On Dec. 3, Dr. Michael Swacha participated in the Philosophy Colloquium in his talk titled, “Reconciling the One and the Many: On the Possibility of Fragmentation and Perception in Virginia Woolf and the New Physics.” Swacha is a lecturer in English and philosophy and his talk was hosted by the philosophy department to discuss Virginia Woolfe’s “The Waves” and its connection to modern physics.
Swacha’s work discusses the relation of Virginia Woolf’s 1931 novel “The Waves” with the new discoveries in physics made during the early 20th century and the rise of Modernism. Dominated by events such as World War I, World War II, the Spanish flu pandemic, nuclear weapons and power, space exploration, nationalism and decolonization and the Cold War, many members of society began to ask questions reflecting the welfare of culture and society at the time. 20th century Modernism is often referred to as the global movement in society and culture which looked for a realignment with different values of industrial life. Swacha was able to explain the Modernist notions of perception and fragmentation, and how they allow readers to imagine new ways of knowing, existing and relating to one another.
“Time would appear to slow for the observer at the pole, however interceptively this would be such a relatively close cognitive distance. While this notion maintains the concept of individuation where two moving objects are discrete and distinct from one another, it also shows that their respective qualities are a function of perspective, and with various possible perspectives the perceived nature of any given object exists within a multiplicity. And what Einstein’s special theory of relativity therefore shows most strikingly, at least for this paper, is that perception involves an entanglement or intertwining of this seemingly mutually exclusive concepts of singularity in a mulitplicity or individuation in a collective unity,” Swacha said.
Swacha continued by explaining theories of electromagnetism and how electrodynamics could be applied to moving bodies and moving in time. Specifically, he referred to how Einstein needed to develop a strict definition of simultaneity to import the concept of time without the complications that two different accelerations would pose, and how our judgments in which time plays a part are always simultaneous events.

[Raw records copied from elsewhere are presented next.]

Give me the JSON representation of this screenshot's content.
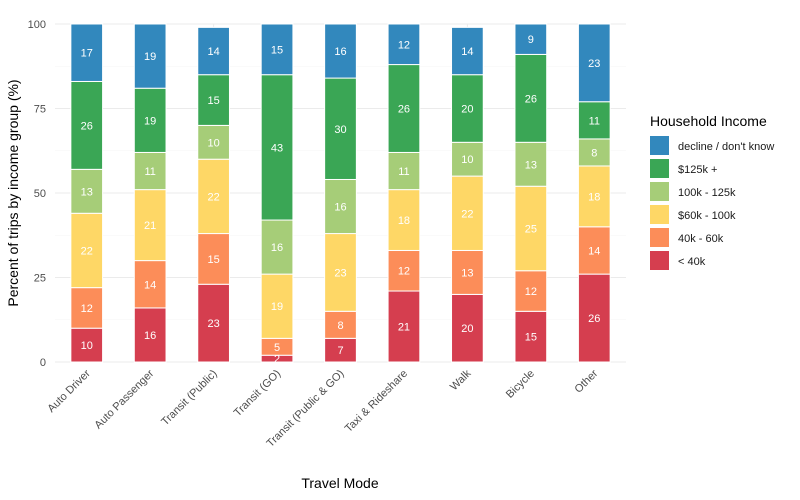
{
  "chart_data": {
    "type": "bar",
    "stacked": true,
    "xlabel": "Travel Mode",
    "ylabel": "Percent of trips by income group (%)",
    "ylim": [
      0,
      100
    ],
    "yticks": [
      0,
      25,
      50,
      75,
      100
    ],
    "grid": true,
    "legend_position": "right",
    "legend_title": "Household Income",
    "categories": [
      "Auto Driver",
      "Auto Passenger",
      "Transit (Public)",
      "Transit (GO)",
      "Transit (Public & GO)",
      "Taxi & Rideshare",
      "Walk",
      "Bicycle",
      "Other"
    ],
    "series": [
      {
        "name": "< 40k",
        "color": "#d53e4f",
        "values": [
          10,
          16,
          23,
          2,
          7,
          21,
          20,
          15,
          26
        ]
      },
      {
        "name": "40k - 60k",
        "color": "#fc8d59",
        "values": [
          12,
          14,
          15,
          5,
          8,
          12,
          13,
          12,
          14
        ]
      },
      {
        "name": "$60k - 100k",
        "color": "#fed766",
        "values": [
          22,
          21,
          22,
          19,
          23,
          18,
          22,
          25,
          18
        ]
      },
      {
        "name": "100k - 125k",
        "color": "#a6cd78",
        "values": [
          13,
          11,
          10,
          16,
          16,
          11,
          10,
          13,
          8
        ]
      },
      {
        "name": "$125k +",
        "color": "#3aa655",
        "values": [
          26,
          19,
          15,
          43,
          30,
          26,
          20,
          26,
          11
        ]
      },
      {
        "name": "decline / don't know",
        "color": "#3288bd",
        "values": [
          17,
          19,
          14,
          15,
          16,
          12,
          14,
          9,
          23
        ]
      }
    ],
    "legend_order": [
      "decline / don't know",
      "$125k +",
      "100k - 125k",
      "$60k - 100k",
      "40k - 60k",
      "< 40k"
    ]
  }
}
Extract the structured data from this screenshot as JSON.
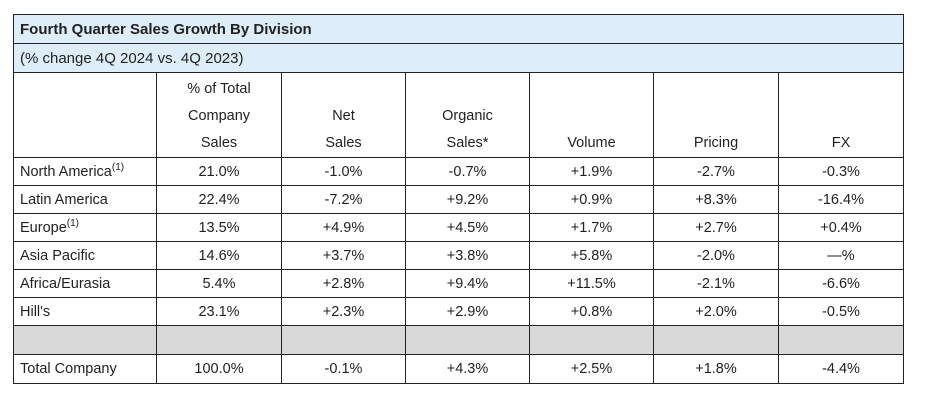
{
  "title": "Fourth Quarter Sales Growth By Division",
  "subtitle": "(% change 4Q 2024 vs. 4Q 2023)",
  "columns": [
    [
      "% of Total",
      "Company",
      "Sales"
    ],
    [
      "Net",
      "Sales"
    ],
    [
      "Organic",
      "Sales*"
    ],
    [
      "Volume"
    ],
    [
      "Pricing"
    ],
    [
      "FX"
    ]
  ],
  "rows": [
    {
      "label": "North America",
      "sup": "(1)",
      "values": [
        "21.0%",
        "-1.0%",
        "-0.7%",
        "+1.9%",
        "-2.7%",
        "-0.3%"
      ]
    },
    {
      "label": "Latin America",
      "sup": "",
      "values": [
        "22.4%",
        "-7.2%",
        "+9.2%",
        "+0.9%",
        "+8.3%",
        "-16.4%"
      ]
    },
    {
      "label": "Europe",
      "sup": "(1)",
      "values": [
        "13.5%",
        "+4.9%",
        "+4.5%",
        "+1.7%",
        "+2.7%",
        "+0.4%"
      ]
    },
    {
      "label": "Asia Pacific",
      "sup": "",
      "values": [
        "14.6%",
        "+3.7%",
        "+3.8%",
        "+5.8%",
        "-2.0%",
        "—%"
      ]
    },
    {
      "label": "Africa/Eurasia",
      "sup": "",
      "values": [
        "5.4%",
        "+2.8%",
        "+9.4%",
        "+11.5%",
        "-2.1%",
        "-6.6%"
      ]
    },
    {
      "label": "Hill's",
      "sup": "",
      "values": [
        "23.1%",
        "+2.3%",
        "+2.9%",
        "+0.8%",
        "+2.0%",
        "-0.5%"
      ]
    }
  ],
  "total": {
    "label": "Total Company",
    "values": [
      "100.0%",
      "-0.1%",
      "+4.3%",
      "+2.5%",
      "+1.8%",
      "-4.4%"
    ]
  },
  "colors": {
    "title_bg": "#ddeefa",
    "spacer_bg": "#d9d9d9",
    "border": "#222222"
  }
}
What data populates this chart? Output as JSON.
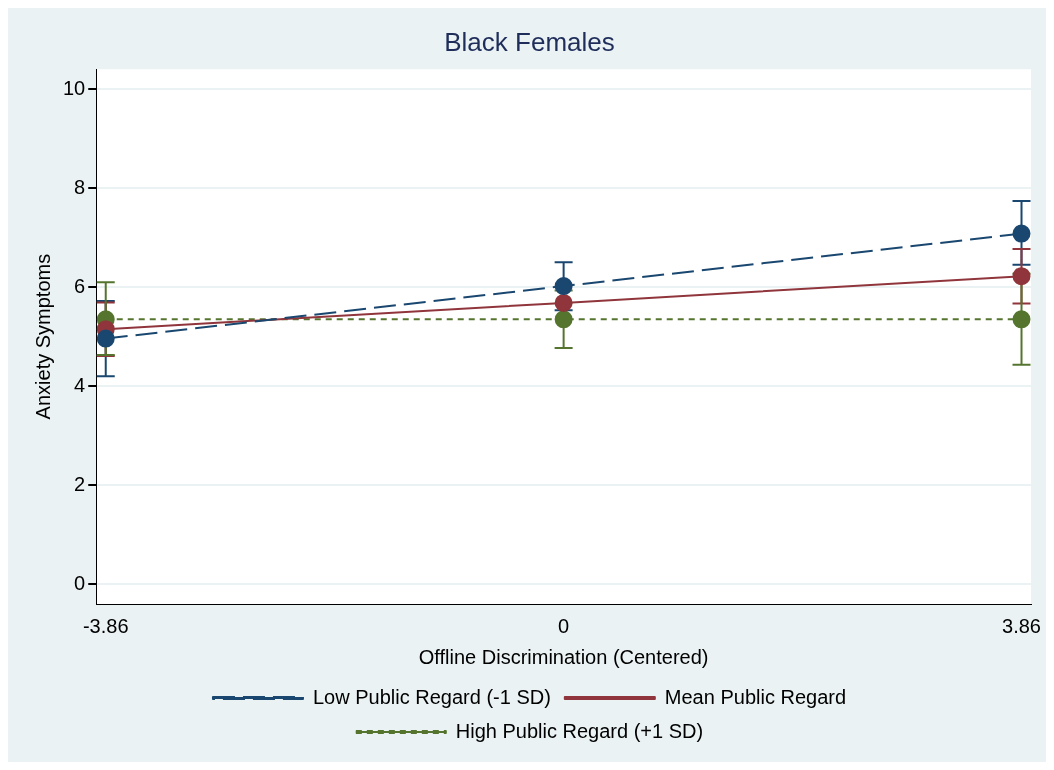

“That a given time, a simultaneous time is simply when two things happen concurrently,” Swacha said. “The concept of time is relational, just by definition. The time that something occurs is by definition, temporally connected to what is occurring on the clock you observed at the same moment. Time in of itself is meaningless, it only matters, or only has significance when you observe it with something like a clock with the moving hands and so on. But perception becomes a much more interesting concept when Einstein proceeds to discuss the nature of space and its intertwining with time.”
Virginia Woolf’s “The Waves” is a novel which elaborates on the connected lives between the characters. It has been argued that the book was used to reflect the beliefs of Modernist artists at the time, who believed that art must reflect the distorted nature of reality and its complications.
“It’s hard to tell whether this is one person with different characteristics or a full group of friends. Through this nature of perception we have found, the fluidity of the characters and the fluidity of our own perceptions as readers prevents us from locking down a stable notion of an object,” Swacha said. “Through Woolf’s narrative, we apprehend the quality of each character but we can not know for certain they are not the complex unified qualities of one voice.”
Swacha concluded the lecture by discussing the importance of particular characters to the overall structure of Woolf’s work. There was a Q&A segment which followed this discussion, that addressed the concepts of reality as perception and thematic commonalities between “The Waves” and another of Woolf’s works, “To the Lighthouse”.